# Electrostatic separator advice



## Egyman87 (Jul 27, 2016)

hi all

I want to check if any can advice me to use electrostatic separator for recycling precious metals in components ( chips, Mmlc, capacitors,...) 

Is it effective enough to recovery all the metals


----------



## Topher_osAUrus (Jul 27, 2016)

Hello, and welcome to the forum.

I know you waited awhile to make your first post, but I am afraid that may be too vague of a question for anyone to yield a proper answer that can help you.

I hope I am wrong, but I think the professionals and one's with experience may need to know more information.

Just some more small details really, such as, how are they depopulated?
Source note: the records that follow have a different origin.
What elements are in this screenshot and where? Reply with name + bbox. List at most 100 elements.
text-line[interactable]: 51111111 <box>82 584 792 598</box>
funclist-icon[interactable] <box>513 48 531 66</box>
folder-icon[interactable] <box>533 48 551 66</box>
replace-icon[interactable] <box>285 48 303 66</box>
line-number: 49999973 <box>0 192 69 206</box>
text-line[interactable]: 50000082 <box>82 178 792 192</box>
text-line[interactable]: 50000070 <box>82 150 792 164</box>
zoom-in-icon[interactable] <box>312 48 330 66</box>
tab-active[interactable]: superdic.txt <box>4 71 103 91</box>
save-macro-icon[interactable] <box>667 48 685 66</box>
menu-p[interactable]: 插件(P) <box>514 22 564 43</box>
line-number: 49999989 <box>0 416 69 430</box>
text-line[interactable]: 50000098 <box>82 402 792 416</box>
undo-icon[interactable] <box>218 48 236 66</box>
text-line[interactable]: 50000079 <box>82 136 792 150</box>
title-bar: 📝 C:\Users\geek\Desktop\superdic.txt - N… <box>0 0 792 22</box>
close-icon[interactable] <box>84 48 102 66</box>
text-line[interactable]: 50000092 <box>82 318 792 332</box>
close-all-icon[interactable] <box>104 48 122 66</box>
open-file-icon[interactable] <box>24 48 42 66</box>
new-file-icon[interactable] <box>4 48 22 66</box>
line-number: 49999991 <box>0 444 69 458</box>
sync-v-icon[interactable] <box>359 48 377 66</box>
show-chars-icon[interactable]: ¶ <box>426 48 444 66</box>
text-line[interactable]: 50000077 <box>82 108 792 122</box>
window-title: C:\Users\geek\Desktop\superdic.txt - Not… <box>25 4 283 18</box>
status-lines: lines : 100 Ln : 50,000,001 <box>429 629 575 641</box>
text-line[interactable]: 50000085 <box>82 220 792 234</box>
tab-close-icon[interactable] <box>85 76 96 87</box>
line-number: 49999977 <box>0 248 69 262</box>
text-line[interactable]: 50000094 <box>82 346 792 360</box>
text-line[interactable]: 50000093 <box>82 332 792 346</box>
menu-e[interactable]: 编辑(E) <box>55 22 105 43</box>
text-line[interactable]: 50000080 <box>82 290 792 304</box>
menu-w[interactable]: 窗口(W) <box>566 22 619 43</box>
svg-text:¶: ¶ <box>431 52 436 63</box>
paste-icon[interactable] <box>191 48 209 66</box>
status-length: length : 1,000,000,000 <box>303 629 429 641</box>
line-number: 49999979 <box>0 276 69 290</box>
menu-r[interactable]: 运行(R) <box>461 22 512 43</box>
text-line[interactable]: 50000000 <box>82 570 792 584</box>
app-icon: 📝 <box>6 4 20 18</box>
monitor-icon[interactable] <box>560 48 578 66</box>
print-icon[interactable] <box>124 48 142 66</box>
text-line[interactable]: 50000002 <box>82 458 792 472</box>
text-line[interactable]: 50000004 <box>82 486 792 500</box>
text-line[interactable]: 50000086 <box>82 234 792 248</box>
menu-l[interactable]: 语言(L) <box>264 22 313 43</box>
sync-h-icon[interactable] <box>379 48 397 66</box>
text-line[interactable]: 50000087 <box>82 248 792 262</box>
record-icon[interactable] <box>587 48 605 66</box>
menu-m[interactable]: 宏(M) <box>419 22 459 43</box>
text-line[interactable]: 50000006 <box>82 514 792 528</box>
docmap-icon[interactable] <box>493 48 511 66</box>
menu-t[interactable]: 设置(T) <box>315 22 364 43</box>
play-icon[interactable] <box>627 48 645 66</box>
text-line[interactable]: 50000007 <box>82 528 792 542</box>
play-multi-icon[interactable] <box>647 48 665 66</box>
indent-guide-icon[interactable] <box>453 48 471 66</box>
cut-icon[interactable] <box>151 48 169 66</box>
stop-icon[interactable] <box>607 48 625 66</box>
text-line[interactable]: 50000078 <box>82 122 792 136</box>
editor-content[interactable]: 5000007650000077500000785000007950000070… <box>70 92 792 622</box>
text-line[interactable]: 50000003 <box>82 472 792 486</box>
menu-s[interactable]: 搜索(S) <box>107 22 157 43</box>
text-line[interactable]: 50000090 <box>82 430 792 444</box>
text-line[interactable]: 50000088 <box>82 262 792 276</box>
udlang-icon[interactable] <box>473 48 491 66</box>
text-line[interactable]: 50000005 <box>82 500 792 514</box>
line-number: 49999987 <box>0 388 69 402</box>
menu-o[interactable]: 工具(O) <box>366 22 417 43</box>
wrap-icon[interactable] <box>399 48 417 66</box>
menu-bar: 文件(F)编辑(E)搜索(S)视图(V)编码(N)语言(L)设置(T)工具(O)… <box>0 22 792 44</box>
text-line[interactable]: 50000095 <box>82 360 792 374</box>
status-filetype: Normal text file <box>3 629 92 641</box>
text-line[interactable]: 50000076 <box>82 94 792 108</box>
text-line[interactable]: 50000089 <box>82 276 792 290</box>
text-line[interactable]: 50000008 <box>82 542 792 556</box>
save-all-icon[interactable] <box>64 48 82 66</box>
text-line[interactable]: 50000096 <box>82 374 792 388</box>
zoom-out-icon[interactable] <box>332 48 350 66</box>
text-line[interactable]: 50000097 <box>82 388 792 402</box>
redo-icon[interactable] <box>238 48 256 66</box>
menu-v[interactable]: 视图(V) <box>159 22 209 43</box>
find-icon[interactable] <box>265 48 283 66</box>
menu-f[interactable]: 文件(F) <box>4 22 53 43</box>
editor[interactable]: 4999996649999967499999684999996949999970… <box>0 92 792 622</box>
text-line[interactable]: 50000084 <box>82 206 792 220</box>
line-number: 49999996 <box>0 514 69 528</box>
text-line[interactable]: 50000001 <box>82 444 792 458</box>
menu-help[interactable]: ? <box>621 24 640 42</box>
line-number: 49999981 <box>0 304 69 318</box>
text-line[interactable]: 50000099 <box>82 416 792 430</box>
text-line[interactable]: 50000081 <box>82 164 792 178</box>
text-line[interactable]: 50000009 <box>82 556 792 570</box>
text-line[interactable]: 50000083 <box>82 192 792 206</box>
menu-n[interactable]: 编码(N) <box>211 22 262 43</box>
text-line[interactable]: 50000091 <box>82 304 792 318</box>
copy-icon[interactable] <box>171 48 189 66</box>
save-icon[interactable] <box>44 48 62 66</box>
Are they treated in any other way firstly, like pyrolized, incinerated, ball milled, hammer milled, grinded, sieved, etc...

Maybe with some more knowledge on your setup, everyone can help get you on your way to getting all of those precious metals.

I dont mean for that to sound rude. 

I saw you are from Egypt, and I completely understand that a language barrier can make a person want to have their message short and sweet.


----------



## Egyman87 (Jul 27, 2016)

Thanks topher for your replay, 

As you said it's very hard using my bad English to explain what I am planing to do.

Any way I will try hope it will be clear for every one :roll: 

Me and my friend started to collect scrap boards and components from maintenance shops and sell it to local recycling company where they are using chines machines to recycle it 

Now we are thinking to stop and start recycling it by our self 

Using chemical is very hard as we have no experience also it's really hard to get any acids from chemical shops 

That's why we are planing to do it ourself using below mechanical process

- depopulate the Pcb using air hammer.
- separat the components into ( gold plated - IC chips- small components (Mmlc,...) and others .
- milling to -1.2mm with dust collection bags 
- separate metals and non metals using electrostatic separator

I am afraid that if I used electrostatic separator to separate the small metals fraction I will loose big amount of precious metals


----------



## Anikatoon (Oct 19, 2016)

I'm looking for something like this for a long time wanted to give it a more old.


----------



## g_axelsson (Oct 19, 2016)

Just a spammer, Anikatoon will be removed soon but remains for educational purposes.

Göran


----------